Dynamic parameters of fluid responsiveness in the operating room : An analysis of intraoperative ventilation framework conditions.
Background: Reliable assessment of fluid responsiveness with pulse pressure variation (PPV) depends on certain ventilation-related preconditions; however, some of these requirements are in contrast with recommendations for protective ventilation.
Objective: The aim of this study was to evaluate the applicability of PPV in patients undergoing non-cardiac surgery by retrospectively analyzing intraoperative ventilation data.
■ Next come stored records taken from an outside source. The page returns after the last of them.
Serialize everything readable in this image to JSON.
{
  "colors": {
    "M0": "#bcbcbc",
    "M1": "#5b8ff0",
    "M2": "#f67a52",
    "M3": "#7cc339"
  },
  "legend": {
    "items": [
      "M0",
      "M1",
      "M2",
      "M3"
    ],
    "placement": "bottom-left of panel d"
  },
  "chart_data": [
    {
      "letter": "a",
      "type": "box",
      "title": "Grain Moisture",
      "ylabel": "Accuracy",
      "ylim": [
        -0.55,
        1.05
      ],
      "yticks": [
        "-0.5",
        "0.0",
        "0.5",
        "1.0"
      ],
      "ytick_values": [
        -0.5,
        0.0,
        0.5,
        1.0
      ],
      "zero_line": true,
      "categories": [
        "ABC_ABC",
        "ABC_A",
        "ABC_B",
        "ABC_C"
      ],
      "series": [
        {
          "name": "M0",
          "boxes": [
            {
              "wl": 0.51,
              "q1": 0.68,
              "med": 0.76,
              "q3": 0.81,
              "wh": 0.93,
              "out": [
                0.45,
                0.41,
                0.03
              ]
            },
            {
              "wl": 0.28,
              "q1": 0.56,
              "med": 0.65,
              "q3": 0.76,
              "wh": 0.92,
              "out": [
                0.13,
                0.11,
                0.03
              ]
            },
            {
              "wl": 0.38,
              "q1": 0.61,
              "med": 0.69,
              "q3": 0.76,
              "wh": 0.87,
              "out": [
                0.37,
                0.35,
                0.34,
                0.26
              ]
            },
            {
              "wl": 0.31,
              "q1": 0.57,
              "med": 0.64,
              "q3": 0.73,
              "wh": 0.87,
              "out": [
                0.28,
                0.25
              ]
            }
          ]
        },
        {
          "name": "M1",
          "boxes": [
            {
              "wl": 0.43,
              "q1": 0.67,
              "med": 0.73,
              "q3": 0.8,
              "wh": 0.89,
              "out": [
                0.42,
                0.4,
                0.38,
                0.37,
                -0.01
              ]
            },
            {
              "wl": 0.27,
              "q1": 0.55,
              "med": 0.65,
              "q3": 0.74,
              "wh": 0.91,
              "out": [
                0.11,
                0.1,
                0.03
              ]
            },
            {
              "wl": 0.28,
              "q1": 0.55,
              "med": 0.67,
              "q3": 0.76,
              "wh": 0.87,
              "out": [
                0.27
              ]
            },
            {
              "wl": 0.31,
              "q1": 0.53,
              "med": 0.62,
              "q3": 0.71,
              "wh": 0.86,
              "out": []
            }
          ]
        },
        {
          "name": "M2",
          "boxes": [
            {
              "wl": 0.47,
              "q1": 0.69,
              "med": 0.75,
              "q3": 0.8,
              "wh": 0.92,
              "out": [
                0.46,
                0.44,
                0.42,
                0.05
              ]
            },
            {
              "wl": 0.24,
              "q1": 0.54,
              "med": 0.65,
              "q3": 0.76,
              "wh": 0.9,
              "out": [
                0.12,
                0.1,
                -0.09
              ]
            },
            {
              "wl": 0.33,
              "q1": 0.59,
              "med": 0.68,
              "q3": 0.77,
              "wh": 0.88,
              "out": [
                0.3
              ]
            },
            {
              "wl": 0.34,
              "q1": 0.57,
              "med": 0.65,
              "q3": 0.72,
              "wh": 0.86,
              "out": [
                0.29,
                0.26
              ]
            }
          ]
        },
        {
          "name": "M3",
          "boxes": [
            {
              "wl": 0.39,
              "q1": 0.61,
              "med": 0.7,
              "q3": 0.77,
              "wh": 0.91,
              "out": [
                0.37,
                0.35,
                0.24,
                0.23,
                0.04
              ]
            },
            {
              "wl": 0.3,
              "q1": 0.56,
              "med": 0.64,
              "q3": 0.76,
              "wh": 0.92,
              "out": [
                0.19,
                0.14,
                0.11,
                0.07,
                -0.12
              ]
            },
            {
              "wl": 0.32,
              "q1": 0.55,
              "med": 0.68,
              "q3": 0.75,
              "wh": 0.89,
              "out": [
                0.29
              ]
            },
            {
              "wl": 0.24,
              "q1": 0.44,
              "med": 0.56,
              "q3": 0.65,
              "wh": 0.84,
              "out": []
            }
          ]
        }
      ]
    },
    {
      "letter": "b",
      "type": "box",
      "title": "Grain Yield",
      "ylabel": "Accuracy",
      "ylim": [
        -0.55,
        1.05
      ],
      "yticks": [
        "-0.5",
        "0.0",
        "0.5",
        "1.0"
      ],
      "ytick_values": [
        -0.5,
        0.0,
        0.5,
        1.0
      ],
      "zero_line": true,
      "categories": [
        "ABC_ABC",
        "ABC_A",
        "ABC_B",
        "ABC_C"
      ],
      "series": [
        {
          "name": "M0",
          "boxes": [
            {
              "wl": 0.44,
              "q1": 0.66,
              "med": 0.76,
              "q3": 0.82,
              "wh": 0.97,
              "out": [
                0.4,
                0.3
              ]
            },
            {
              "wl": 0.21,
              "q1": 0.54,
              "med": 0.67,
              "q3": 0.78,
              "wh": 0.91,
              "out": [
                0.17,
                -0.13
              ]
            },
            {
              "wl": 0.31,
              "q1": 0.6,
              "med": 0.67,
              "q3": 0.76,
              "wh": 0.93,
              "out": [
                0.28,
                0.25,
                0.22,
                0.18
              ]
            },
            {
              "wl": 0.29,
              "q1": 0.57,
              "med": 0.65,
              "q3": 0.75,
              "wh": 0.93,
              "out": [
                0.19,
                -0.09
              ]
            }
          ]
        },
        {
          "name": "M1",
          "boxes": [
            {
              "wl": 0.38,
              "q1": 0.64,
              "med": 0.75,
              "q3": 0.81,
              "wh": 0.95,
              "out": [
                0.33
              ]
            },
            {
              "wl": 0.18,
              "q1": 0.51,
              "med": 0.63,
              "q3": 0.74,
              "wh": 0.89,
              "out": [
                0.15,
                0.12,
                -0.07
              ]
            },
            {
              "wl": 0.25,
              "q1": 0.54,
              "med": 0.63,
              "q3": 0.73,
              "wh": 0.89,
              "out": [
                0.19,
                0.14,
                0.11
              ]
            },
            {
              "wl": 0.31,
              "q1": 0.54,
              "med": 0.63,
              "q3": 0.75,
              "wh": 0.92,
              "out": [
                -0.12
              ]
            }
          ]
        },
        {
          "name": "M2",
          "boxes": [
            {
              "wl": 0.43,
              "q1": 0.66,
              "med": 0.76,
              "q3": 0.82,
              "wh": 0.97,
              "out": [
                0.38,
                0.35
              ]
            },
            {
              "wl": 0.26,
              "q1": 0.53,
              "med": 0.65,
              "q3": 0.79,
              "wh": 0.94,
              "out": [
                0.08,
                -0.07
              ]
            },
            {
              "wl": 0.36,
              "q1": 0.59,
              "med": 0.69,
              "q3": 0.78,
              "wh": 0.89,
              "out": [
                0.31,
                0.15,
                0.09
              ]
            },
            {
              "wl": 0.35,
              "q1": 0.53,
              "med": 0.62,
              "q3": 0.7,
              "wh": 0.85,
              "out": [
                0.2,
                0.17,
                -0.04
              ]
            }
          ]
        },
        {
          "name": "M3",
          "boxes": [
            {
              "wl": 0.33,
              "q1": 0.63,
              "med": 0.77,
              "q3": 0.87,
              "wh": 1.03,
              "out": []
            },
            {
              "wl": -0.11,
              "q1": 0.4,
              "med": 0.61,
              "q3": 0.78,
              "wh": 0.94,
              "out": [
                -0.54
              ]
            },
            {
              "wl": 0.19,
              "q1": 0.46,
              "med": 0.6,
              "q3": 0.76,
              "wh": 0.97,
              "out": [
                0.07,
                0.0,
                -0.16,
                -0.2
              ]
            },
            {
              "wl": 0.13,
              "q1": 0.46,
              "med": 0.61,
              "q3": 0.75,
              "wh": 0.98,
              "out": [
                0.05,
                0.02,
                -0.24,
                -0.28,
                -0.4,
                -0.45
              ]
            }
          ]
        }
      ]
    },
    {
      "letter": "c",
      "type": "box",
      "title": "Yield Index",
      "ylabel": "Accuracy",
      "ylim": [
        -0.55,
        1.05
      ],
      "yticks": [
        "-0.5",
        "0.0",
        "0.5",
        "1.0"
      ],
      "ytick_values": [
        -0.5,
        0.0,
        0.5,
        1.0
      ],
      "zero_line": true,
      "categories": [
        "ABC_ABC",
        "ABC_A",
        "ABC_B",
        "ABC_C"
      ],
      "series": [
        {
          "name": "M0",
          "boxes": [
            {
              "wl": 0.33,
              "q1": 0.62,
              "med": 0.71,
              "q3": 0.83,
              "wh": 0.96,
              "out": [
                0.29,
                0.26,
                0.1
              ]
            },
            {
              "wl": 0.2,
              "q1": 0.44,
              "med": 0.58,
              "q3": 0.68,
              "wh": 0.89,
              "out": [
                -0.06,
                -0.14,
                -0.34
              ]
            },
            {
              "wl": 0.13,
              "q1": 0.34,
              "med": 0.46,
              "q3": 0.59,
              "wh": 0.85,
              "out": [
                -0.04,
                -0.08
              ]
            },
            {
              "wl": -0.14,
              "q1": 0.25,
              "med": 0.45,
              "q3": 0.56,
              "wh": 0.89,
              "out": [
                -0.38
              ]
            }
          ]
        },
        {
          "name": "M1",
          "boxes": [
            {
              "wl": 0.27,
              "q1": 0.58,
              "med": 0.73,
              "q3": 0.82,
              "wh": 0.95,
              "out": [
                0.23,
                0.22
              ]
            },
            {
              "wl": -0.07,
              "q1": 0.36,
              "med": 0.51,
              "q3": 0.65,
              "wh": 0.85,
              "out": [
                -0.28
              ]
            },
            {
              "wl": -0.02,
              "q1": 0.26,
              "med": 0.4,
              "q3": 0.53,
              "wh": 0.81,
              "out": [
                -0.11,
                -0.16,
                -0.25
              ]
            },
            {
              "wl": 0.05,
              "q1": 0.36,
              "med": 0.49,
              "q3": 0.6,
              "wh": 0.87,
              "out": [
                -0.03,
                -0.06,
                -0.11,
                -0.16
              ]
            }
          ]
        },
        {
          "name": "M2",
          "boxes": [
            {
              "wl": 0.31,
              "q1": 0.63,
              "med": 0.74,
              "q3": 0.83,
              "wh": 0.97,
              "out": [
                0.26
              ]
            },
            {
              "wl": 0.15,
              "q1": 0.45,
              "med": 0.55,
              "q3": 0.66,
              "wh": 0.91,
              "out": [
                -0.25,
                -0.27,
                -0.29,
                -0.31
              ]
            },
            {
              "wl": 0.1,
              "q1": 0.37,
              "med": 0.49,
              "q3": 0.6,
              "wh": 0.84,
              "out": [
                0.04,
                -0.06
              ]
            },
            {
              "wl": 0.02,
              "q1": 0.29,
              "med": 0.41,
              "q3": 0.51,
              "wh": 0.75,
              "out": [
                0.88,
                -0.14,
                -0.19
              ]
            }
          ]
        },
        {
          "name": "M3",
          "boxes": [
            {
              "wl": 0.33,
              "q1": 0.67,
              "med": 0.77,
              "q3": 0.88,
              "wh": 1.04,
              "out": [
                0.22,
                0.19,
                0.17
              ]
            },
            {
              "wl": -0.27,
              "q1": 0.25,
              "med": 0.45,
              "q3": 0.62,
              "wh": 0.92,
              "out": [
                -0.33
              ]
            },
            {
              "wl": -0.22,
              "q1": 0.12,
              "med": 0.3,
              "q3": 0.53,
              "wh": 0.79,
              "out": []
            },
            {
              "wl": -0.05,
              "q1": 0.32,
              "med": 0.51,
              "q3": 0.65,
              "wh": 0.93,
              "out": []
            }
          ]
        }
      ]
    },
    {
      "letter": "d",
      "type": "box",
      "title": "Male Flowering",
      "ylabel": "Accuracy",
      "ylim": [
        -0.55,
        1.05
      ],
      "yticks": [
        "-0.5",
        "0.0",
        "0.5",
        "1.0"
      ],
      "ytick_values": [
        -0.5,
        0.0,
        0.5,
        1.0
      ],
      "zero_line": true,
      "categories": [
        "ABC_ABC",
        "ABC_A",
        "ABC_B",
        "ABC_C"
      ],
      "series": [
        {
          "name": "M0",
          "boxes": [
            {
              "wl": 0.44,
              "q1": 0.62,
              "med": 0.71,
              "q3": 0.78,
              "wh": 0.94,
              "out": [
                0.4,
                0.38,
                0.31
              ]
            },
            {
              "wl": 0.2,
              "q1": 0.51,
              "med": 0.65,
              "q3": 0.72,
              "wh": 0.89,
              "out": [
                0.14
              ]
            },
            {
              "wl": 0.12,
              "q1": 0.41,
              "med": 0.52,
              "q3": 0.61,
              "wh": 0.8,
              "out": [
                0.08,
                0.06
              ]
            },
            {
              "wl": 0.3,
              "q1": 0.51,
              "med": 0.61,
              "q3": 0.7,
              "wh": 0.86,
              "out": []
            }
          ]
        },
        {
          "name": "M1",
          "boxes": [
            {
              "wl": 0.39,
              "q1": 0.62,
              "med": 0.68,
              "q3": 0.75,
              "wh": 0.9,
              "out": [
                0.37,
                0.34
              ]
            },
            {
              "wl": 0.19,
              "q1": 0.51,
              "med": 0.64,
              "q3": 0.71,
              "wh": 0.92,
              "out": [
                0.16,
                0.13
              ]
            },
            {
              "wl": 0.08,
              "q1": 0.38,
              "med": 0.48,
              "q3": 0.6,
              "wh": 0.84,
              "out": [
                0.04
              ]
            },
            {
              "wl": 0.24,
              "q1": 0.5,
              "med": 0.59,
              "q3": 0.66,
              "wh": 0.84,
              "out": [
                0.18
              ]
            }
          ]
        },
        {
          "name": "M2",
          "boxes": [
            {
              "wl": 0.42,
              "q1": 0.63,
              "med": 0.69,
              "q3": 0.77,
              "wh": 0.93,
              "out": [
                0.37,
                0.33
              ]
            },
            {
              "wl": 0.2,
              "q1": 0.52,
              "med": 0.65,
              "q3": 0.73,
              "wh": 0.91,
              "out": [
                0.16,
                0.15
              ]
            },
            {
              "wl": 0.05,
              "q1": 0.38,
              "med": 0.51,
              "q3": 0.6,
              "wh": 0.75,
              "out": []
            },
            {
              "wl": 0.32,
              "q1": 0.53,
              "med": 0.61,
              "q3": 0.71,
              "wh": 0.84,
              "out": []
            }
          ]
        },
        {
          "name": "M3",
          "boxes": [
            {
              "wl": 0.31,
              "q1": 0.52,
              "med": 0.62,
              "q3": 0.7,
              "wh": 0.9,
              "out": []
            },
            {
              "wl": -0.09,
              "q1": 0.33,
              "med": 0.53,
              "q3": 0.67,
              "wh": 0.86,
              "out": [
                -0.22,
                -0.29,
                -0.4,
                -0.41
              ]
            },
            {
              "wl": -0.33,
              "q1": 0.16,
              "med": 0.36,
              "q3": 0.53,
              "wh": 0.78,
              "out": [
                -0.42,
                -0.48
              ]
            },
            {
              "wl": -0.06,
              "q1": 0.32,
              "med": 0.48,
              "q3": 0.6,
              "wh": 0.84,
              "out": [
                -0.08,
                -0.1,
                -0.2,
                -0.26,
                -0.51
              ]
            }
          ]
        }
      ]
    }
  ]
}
Material and methods: Intraoperative ventilation data from three large medical centers in Germany and Switzerland from January to December 2018 were extracted from electronic patient records and pseudonymized; 10,334 complete data sets were analyzed with respect to the ventilation parameters set as well as demographic and medical data.
Results: In 6.3% of the 3398 included anesthesia records, patients were ventilated with mean tidal volumes (mTV) > 8 ml/kg predicted body weight (PBW). These would qualify for PPV-based hemodynamic assessment, but the majority were ventilated with lower mTVs. In patients who underwent abdominal surgery (75.5% of analyzed cases), mTVs > 8 ml/kg PBW were used in 5.5% of cases, which did not differ between laparoscopic (44.9%) and open (55.1%) approaches. Other obstacles to the use of PPV, such as elevated positive end-expiratory pressure (PEEP) or increased respiratory rate, were also identified. Of all the cases 6.0% were ventilated with a mTV of > 8 ml/kg PBW and a PEEP of 5-10 cmH2O and 0.3% were ventilated with a mTV > 8 ml/kg PBW and a PEEP of > 10 cmH2O.
Conclusion: The data suggest that only few patients meet the currently defined TV (of > 8 ml/kg PBW) for assessment of fluid responsiveness using PPV during surgery.